SA’s economic recovery is seen as vulnerable still to Eskom’s inability to provide reliable energy for industry and households and the country’s relatively slow vaccine rollout programme, which may not prevent new waves of Covid-19 infections and lockdowns.

“Slow progress on vaccinations, limited energy supply and policy uncertainty continue to pose downside risks to growth,” Kganyago said. “Getting back to prepandemic output levels will take time.”

The Bank’s quarterly projection model (QPM) had indicated a rate increase of 25 basis points in the second quarter, and another in the last three months of the year. Thursday’s was the only meeting scheduled for the second quarter. Those hikes are still on the table, Kganyago said.

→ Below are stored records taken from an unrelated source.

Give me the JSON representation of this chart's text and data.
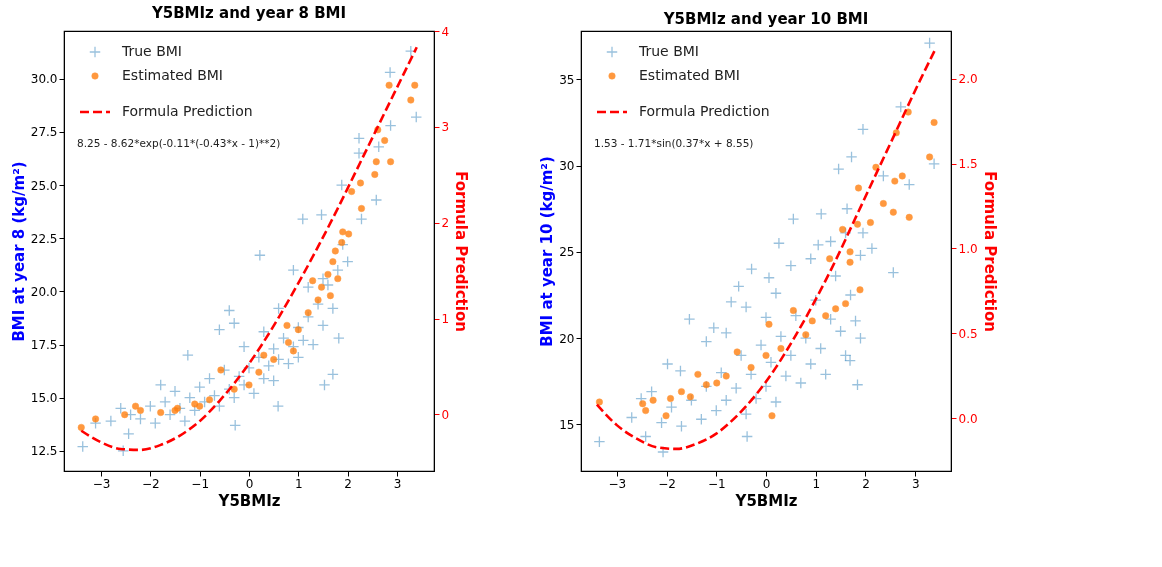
{
  "chart_data": [
    {
      "type": "scatter",
      "title": "Y5BMIz and year 8 BMI",
      "xlabel": "Y5BMIz",
      "ylabel": "BMI at year 8 (kg/m²)",
      "y2label": "Formula Prediction",
      "legend": "top left",
      "annotations": [
        "8.25 - 8.62*exp(-0.11*(-0.43*x - 1)**2)"
      ],
      "xlim": [
        -3.75,
        3.75
      ],
      "xticks": [
        {
          "value": -3,
          "label": "−3"
        },
        {
          "value": -2,
          "label": "−2"
        },
        {
          "value": -1,
          "label": "−1"
        },
        0,
        1,
        2,
        3
      ],
      "ylim": [
        11.55,
        32.25
      ],
      "yticks": [
        12.5,
        {
          "value": 15,
          "label": "15.0"
        },
        17.5,
        {
          "value": 20,
          "label": "20.0"
        },
        22.5,
        {
          "value": 25,
          "label": "25.0"
        },
        27.5,
        {
          "value": 30,
          "label": "30.0"
        }
      ],
      "y2lim": [
        -0.59,
        4.0
      ],
      "y2ticks": [
        0,
        1,
        2,
        3,
        4
      ],
      "series": [
        {
          "name": "True BMI",
          "marker": "cross",
          "color": "#1f77b4",
          "x": [
            3.28,
            2.86,
            3.39,
            2.87,
            2.63,
            2.23,
            2.23,
            1.88,
            2.58,
            2.28,
            1.09,
            1.47,
            0.22,
            -0.4,
            -1.24,
            -1.79,
            -2.55,
            -3.37,
            -3.11,
            -2.44,
            1.53,
            1.7,
            1.82,
            0.59,
            -0.28,
            -2.8,
            -2.6,
            -2.4,
            -2.2,
            -2.0,
            -1.9,
            -1.7,
            -1.6,
            -1.5,
            -1.4,
            -1.3,
            -1.2,
            -1.1,
            -1.0,
            -0.9,
            -0.8,
            -0.7,
            -0.6,
            -0.5,
            -0.4,
            -0.3,
            -0.2,
            -0.1,
            0.0,
            0.1,
            0.2,
            0.3,
            0.4,
            0.5,
            0.5,
            0.6,
            0.7,
            0.8,
            0.9,
            1.0,
            1.0,
            1.1,
            1.2,
            1.3,
            1.4,
            1.5,
            1.6,
            1.7,
            1.8,
            1.9,
            2.0,
            1.5,
            -0.6,
            -0.3,
            0.6,
            1.2,
            0.9,
            -0.1,
            0.3
          ],
          "values": [
            31.3,
            30.3,
            28.2,
            27.8,
            26.8,
            27.2,
            26.5,
            25.0,
            24.3,
            23.4,
            23.4,
            23.6,
            21.7,
            19.1,
            17.0,
            15.6,
            12.5,
            12.7,
            13.8,
            13.3,
            15.6,
            16.1,
            17.8,
            14.6,
            13.7,
            13.9,
            14.5,
            14.2,
            14.0,
            14.6,
            13.8,
            14.8,
            14.2,
            15.3,
            14.5,
            13.9,
            15.0,
            14.4,
            15.5,
            14.8,
            15.9,
            15.1,
            14.6,
            16.3,
            15.4,
            15.0,
            16.0,
            15.6,
            16.4,
            15.2,
            16.9,
            15.9,
            16.5,
            17.3,
            15.8,
            16.8,
            17.8,
            16.6,
            17.4,
            18.3,
            16.9,
            17.7,
            18.8,
            17.5,
            19.4,
            18.4,
            20.3,
            19.2,
            21.0,
            22.2,
            21.4,
            20.6,
            18.2,
            18.5,
            19.2,
            20.2,
            21.0,
            17.4,
            18.1
          ]
        },
        {
          "name": "Estimated BMI",
          "marker": "circle",
          "color": "#ff7f0e",
          "x": [
            -3.4,
            -3.11,
            -2.52,
            -2.2,
            -1.79,
            -1.45,
            -1.1,
            -0.57,
            0.3,
            0.77,
            1.29,
            1.47,
            1.7,
            1.88,
            2.02,
            2.08,
            2.26,
            2.28,
            2.55,
            2.58,
            2.87,
            2.75,
            2.61,
            2.84,
            3.28,
            3.36,
            -1.5,
            -0.8,
            -0.3,
            0.2,
            0.5,
            0.8,
            1.0,
            1.2,
            1.4,
            1.6,
            1.75,
            1.9,
            1.65,
            1.8,
            0.9,
            -2.3,
            -1.0,
            0.0
          ],
          "values": [
            13.6,
            14.0,
            14.2,
            14.4,
            14.3,
            14.5,
            14.7,
            16.3,
            17.0,
            18.4,
            20.5,
            20.2,
            21.4,
            22.3,
            22.7,
            24.7,
            25.1,
            23.9,
            25.5,
            26.1,
            26.1,
            27.1,
            27.6,
            29.7,
            29.0,
            29.7,
            14.4,
            14.9,
            15.4,
            16.2,
            16.8,
            17.6,
            18.2,
            19.0,
            19.6,
            20.8,
            21.9,
            22.8,
            19.8,
            20.6,
            17.2,
            14.6,
            14.6,
            15.6
          ]
        },
        {
          "name": "Formula Prediction",
          "type": "line",
          "axis": "y2",
          "marker": "none",
          "line_style": "dashed",
          "color": "#ff0000",
          "x": [
            -3.4,
            -3.0,
            -2.6,
            -2.2,
            -1.8,
            -1.4,
            -1.0,
            -0.6,
            -0.2,
            0.2,
            0.6,
            1.0,
            1.4,
            1.8,
            2.2,
            2.6,
            3.0,
            3.4
          ],
          "values": [
            -0.17,
            -0.29,
            -0.36,
            -0.37,
            -0.32,
            -0.22,
            -0.07,
            0.14,
            0.39,
            0.68,
            1.01,
            1.37,
            1.75,
            2.15,
            2.57,
            2.99,
            3.41,
            3.83
          ]
        }
      ]
    },
    {
      "type": "scatter",
      "title": "Y5BMIz and year 10 BMI",
      "xlabel": "Y5BMIz",
      "ylabel": "BMI at year 10 (kg/m²)",
      "y2label": "Formula Prediction",
      "legend": "top left",
      "annotations": [
        "1.53 - 1.71*sin(0.37*x + 8.55)"
      ],
      "xlim": [
        -3.72,
        3.72
      ],
      "xticks": [
        {
          "value": -3,
          "label": "−3"
        },
        {
          "value": -2,
          "label": "−2"
        },
        {
          "value": -1,
          "label": "−1"
        },
        0,
        1,
        2,
        3
      ],
      "ylim": [
        12.3,
        37.8
      ],
      "yticks": [
        15,
        20,
        25,
        30,
        35
      ],
      "y2lim": [
        -0.31,
        2.28
      ],
      "y2ticks": [
        {
          "value": 0,
          "label": "0.0"
        },
        0.5,
        {
          "value": 1,
          "label": "1.0"
        },
        1.5,
        {
          "value": 2,
          "label": "2.0"
        }
      ],
      "series": [
        {
          "name": "True BMI",
          "marker": "cross",
          "color": "#1f77b4",
          "x": [
            3.29,
            3.38,
            2.88,
            2.36,
            1.95,
            1.72,
            1.46,
            2.56,
            2.71,
            0.55,
            0.26,
            1.11,
            -1.54,
            -1.98,
            -1.72,
            -2.51,
            -3.35,
            -2.07,
            -2.42,
            1.84,
            1.69,
            -0.29,
            -0.55,
            -1.05,
            -0.7,
            0.06,
            1.95,
            2.13,
            1.63,
            1.05,
            -0.38,
            -2.7,
            -2.3,
            -2.1,
            -1.9,
            -1.7,
            -1.5,
            -1.3,
            -1.2,
            -1.0,
            -0.9,
            -0.8,
            -0.6,
            -0.5,
            -0.4,
            -0.3,
            -0.2,
            -0.1,
            0.0,
            0.1,
            0.2,
            0.3,
            0.4,
            0.5,
            0.6,
            0.7,
            0.8,
            0.9,
            1.0,
            1.1,
            1.2,
            1.3,
            1.4,
            1.5,
            1.6,
            1.7,
            1.8,
            1.9,
            -0.4,
            0.2,
            0.5,
            0.9,
            1.3,
            -1.2,
            -0.8,
            0.0,
            1.6,
            1.9
          ],
          "values": [
            37.1,
            30.1,
            28.9,
            29.4,
            32.1,
            30.5,
            29.8,
            23.8,
            33.4,
            26.9,
            25.5,
            27.2,
            21.1,
            18.5,
            18.1,
            16.5,
            14.0,
            13.4,
            14.3,
            17.3,
            18.7,
            24.0,
            23.0,
            20.6,
            22.1,
            23.5,
            26.1,
            25.2,
            27.5,
            25.4,
            14.3,
            15.4,
            16.9,
            15.1,
            16.0,
            14.9,
            16.4,
            15.3,
            17.2,
            15.8,
            18.0,
            16.4,
            17.1,
            19.0,
            15.6,
            17.9,
            16.5,
            19.6,
            17.2,
            18.6,
            16.3,
            20.1,
            17.8,
            19.0,
            21.3,
            17.4,
            20.0,
            18.5,
            22.2,
            19.4,
            17.9,
            21.1,
            23.6,
            20.4,
            19.0,
            22.5,
            21.0,
            24.8,
            21.8,
            22.6,
            24.2,
            24.6,
            25.6,
            19.8,
            20.3,
            21.2,
            26.1,
            20.0
          ]
        },
        {
          "name": "Estimated BMI",
          "marker": "circle",
          "color": "#ff7f0e",
          "x": [
            -3.35,
            -2.48,
            -2.42,
            -2.27,
            -2.01,
            -1.92,
            -1.37,
            -1.52,
            -0.99,
            -0.58,
            0.06,
            0.55,
            1.28,
            1.54,
            1.69,
            1.69,
            1.84,
            1.86,
            2.1,
            1.89,
            2.21,
            2.36,
            2.56,
            2.59,
            2.74,
            2.88,
            2.86,
            2.62,
            3.38,
            3.29,
            0.12,
            1.4,
            0.93,
            -0.3,
            0.3,
            0.8,
            -1.2,
            -0.8,
            1.2,
            1.6,
            -1.7,
            0.0
          ],
          "values": [
            16.3,
            16.2,
            15.8,
            16.4,
            15.5,
            16.5,
            17.9,
            16.6,
            17.4,
            19.2,
            20.8,
            21.6,
            24.6,
            26.3,
            25.0,
            24.4,
            26.6,
            28.7,
            26.7,
            22.8,
            29.9,
            27.8,
            27.3,
            29.1,
            29.4,
            27.0,
            33.1,
            31.9,
            32.5,
            30.5,
            15.5,
            21.7,
            21.0,
            18.3,
            19.4,
            20.2,
            17.3,
            17.8,
            21.3,
            22.0,
            16.9,
            19.0
          ]
        },
        {
          "name": "Formula Prediction",
          "type": "line",
          "axis": "y2",
          "marker": "none",
          "line_style": "dashed",
          "color": "#ff0000",
          "x": [
            -3.4,
            -3.0,
            -2.6,
            -2.2,
            -1.8,
            -1.4,
            -1.0,
            -0.6,
            -0.2,
            0.2,
            0.6,
            1.0,
            1.4,
            1.8,
            2.2,
            2.6,
            3.0,
            3.4
          ],
          "values": [
            0.08,
            -0.04,
            -0.12,
            -0.17,
            -0.18,
            -0.15,
            -0.09,
            0.01,
            0.14,
            0.3,
            0.49,
            0.7,
            0.93,
            1.18,
            1.43,
            1.68,
            1.93,
            2.17
          ]
        }
      ]
    }
  ]
}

“The Bank cannot outsource its decisions to a model,” Kganyago said in response to questions. The QPM was merely “a broad policy guide” that could change between meetings, the governor said.

North West University Business School’s Prof Raymond Parsons said: “Given the current balance of risks in the economy, the case for keeping borrowing costs low for as long as possible remains strong.”

Kganyago said the MPC would seek to “look through temporary price shocks” and would act if it saw them leading to rising inflation expectations. The committee did not discuss lowering rates, he said, which may reinforce economists’ expectations that the next move will be higher.

“Did we consider tightening policy at this meeting? We will always consider the adjustment of policy, whether we are tightening, loosening or keeping it the same, and there was no discussion about loosening of policy. There was a discussion about when will policy normalise,” the governor said.

The rand strengthened on Thursday, gaining as much as 1% to R13.9643/$, before trading at R14.0027/$, up 0.7% compared to the previous day.

The yield on the R2030 bond was at 9.05%, eight basis points lower than Wednesday’s close. Bond yields move inversely to their prices.